In recent years, considerable endeavors have been devoted to exploring Wi-Fi-based sensing technologies by modeling the intricate mapping between received signals and corresponding human activities. However, the inherent complexity of Wi-Fi signals poses significant challenges for practical applications due to their pronounced susceptibility to deployment environments. To address this challenge, we delve into the distinctive characteristics of Wi-Fi signals and distill three pivotal factors that can be leveraged to enhance generalization capabilities of deep learning-based Wi-Fi sensing models: 1) effectively capture valuable input to mitigate the adverse impact of noisy measurements; 2) adaptively fuse complementary information from multiple Wi-Fi devices to boost the distinguishability of signal patterns associated with different activities; 3) extract generalizable features that can overcome the inconsistent representations of activities under different environmental conditions (e.g., locations, orientations).

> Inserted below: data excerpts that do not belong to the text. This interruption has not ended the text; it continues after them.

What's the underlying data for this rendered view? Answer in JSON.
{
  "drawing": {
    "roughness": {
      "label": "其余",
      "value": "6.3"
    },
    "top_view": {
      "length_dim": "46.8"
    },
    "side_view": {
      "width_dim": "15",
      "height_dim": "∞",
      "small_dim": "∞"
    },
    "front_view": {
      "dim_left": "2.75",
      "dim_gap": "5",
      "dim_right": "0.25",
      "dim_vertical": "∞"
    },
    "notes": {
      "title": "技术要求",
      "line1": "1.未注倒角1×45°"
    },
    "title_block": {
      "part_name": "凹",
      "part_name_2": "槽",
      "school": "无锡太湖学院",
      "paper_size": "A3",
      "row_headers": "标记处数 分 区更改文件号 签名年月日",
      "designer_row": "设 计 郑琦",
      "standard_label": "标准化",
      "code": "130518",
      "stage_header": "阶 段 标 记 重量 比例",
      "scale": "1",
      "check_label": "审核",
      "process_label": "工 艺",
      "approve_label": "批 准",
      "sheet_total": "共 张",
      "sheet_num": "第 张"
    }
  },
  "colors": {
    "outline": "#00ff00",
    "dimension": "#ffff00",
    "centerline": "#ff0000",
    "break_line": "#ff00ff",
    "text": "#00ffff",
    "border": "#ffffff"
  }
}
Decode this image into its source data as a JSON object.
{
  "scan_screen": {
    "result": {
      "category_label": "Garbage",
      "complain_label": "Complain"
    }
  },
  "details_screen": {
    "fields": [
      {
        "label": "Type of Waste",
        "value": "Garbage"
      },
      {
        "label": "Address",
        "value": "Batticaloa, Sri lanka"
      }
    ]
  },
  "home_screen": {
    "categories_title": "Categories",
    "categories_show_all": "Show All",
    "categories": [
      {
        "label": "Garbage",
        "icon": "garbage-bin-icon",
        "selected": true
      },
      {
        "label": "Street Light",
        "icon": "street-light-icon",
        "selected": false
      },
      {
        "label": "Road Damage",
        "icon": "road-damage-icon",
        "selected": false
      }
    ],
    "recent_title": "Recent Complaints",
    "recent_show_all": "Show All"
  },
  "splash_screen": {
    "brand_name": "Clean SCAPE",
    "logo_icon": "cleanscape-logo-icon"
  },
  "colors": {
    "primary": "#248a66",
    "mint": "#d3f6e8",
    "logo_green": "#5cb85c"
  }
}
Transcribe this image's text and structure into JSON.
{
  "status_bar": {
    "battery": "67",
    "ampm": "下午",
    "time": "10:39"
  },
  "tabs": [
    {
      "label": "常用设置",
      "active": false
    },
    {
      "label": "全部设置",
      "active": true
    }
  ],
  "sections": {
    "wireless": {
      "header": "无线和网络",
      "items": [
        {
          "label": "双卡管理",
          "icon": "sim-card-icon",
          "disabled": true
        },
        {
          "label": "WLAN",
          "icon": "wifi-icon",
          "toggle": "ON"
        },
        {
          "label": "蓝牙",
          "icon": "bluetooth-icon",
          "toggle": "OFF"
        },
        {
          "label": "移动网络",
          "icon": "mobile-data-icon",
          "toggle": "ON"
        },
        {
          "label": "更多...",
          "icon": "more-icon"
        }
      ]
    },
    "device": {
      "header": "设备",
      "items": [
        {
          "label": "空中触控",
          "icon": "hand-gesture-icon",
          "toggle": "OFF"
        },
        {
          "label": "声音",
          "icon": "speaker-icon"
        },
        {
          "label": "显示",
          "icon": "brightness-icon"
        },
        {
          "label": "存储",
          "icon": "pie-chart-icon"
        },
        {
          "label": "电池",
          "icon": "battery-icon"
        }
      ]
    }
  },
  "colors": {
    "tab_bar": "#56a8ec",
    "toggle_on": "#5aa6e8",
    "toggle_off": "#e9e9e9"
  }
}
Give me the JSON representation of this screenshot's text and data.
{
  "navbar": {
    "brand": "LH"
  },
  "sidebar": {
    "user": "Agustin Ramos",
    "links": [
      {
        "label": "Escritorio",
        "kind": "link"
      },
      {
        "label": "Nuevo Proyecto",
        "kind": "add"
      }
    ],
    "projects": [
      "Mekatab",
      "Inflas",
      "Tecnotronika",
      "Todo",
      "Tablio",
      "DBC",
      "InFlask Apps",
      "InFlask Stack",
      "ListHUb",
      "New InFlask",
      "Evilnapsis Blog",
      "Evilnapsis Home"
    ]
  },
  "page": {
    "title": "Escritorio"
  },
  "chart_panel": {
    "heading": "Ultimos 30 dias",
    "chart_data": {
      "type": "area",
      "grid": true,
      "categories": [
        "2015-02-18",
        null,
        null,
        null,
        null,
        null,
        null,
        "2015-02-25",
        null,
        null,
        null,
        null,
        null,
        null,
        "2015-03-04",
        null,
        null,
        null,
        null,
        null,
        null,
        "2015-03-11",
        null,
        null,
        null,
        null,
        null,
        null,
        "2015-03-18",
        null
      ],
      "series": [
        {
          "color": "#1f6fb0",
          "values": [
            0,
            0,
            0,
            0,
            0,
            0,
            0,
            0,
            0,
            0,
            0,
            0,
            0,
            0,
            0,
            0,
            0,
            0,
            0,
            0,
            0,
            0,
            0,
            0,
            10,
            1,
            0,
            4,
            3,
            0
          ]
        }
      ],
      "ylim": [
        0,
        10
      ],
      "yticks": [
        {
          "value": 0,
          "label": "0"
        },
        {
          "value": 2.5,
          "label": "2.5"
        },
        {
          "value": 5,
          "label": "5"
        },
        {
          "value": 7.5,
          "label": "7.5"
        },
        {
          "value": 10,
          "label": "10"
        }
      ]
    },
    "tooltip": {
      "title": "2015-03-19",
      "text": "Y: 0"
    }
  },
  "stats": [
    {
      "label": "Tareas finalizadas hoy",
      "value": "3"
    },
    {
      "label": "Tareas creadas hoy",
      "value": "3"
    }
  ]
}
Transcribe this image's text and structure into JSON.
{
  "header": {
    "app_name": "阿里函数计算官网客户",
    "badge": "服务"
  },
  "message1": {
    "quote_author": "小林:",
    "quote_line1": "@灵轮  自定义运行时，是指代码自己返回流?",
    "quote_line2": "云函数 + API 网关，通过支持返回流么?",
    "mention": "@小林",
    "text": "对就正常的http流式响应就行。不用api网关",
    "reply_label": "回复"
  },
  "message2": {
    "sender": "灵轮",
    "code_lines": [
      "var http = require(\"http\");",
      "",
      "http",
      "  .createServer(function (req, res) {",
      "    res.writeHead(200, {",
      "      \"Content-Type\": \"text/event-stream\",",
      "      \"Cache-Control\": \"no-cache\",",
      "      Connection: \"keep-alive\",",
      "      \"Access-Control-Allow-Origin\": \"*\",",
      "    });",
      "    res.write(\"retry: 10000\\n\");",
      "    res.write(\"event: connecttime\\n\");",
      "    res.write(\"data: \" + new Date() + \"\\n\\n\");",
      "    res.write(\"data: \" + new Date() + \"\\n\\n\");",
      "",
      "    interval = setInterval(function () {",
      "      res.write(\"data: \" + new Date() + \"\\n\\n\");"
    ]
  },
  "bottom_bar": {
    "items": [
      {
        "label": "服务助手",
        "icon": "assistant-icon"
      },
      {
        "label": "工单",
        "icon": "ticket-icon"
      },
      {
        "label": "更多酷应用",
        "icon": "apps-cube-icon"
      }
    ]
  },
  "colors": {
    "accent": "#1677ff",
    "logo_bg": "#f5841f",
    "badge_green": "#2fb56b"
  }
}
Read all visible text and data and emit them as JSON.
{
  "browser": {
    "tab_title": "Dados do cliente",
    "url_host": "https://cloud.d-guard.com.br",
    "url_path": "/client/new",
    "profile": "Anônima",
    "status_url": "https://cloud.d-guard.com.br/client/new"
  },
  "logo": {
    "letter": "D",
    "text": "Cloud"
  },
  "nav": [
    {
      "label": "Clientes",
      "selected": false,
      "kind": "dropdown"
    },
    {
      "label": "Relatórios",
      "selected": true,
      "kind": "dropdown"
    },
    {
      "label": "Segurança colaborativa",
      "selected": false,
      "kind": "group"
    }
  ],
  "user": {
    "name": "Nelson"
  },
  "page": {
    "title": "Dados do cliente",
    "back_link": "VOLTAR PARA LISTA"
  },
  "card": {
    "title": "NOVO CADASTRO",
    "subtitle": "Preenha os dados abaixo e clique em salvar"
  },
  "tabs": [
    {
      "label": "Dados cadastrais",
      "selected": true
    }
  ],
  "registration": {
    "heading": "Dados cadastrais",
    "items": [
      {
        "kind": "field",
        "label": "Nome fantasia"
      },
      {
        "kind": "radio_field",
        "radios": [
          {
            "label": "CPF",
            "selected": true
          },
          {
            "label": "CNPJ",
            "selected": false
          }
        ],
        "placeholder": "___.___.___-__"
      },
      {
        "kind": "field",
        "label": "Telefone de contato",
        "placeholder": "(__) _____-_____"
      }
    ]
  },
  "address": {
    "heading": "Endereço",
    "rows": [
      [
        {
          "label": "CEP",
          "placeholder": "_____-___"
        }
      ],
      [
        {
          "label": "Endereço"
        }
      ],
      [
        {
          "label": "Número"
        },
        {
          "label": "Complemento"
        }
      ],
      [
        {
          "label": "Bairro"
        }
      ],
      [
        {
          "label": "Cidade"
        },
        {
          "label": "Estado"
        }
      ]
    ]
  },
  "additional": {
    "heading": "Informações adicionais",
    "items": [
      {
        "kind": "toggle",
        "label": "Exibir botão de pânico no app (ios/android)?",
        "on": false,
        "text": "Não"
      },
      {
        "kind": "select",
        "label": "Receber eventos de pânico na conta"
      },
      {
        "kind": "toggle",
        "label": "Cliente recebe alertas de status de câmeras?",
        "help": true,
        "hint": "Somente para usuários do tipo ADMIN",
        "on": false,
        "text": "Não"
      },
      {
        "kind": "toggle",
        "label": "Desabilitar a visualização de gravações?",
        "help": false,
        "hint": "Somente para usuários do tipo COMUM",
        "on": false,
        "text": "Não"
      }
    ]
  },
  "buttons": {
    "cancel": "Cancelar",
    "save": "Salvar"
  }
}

Leveraging these insights, we design a novel and unified sensing framework based on Wi-Fi signals, dubbed UniFi, and use gesture recognition as an application to demonstrate its effectiveness. UniFi achieves robust and generalizable gesture recognition in real-world scenarios by extracting discriminative and consistent features unrelated to environmental factors from pre-denoised signals collected by multiple transceivers. To achieve this, we first introduce an effective signal preprocessing approach that captures the applicable input data from noisy received signals for the deep learning model. Second, we propose a multi-view deep network based on spatio-temporal cross-view attention that integrates multi-carrier and multi-device signals to extract distinguishable information. Finally, we present the mutual information maximization as a regularizer to learn environment-invariant representations via contrastive loss without requiring access to any signals from unseen environments for practical adaptation. Extensive experiments on the Widar 3.0 dataset demonstrate that our proposed framework significantly outperforms state-of-the-art approaches in different settings (99% and 90%-98% accuracy for in-domain and cross-domain recognition without additional data collection and model training).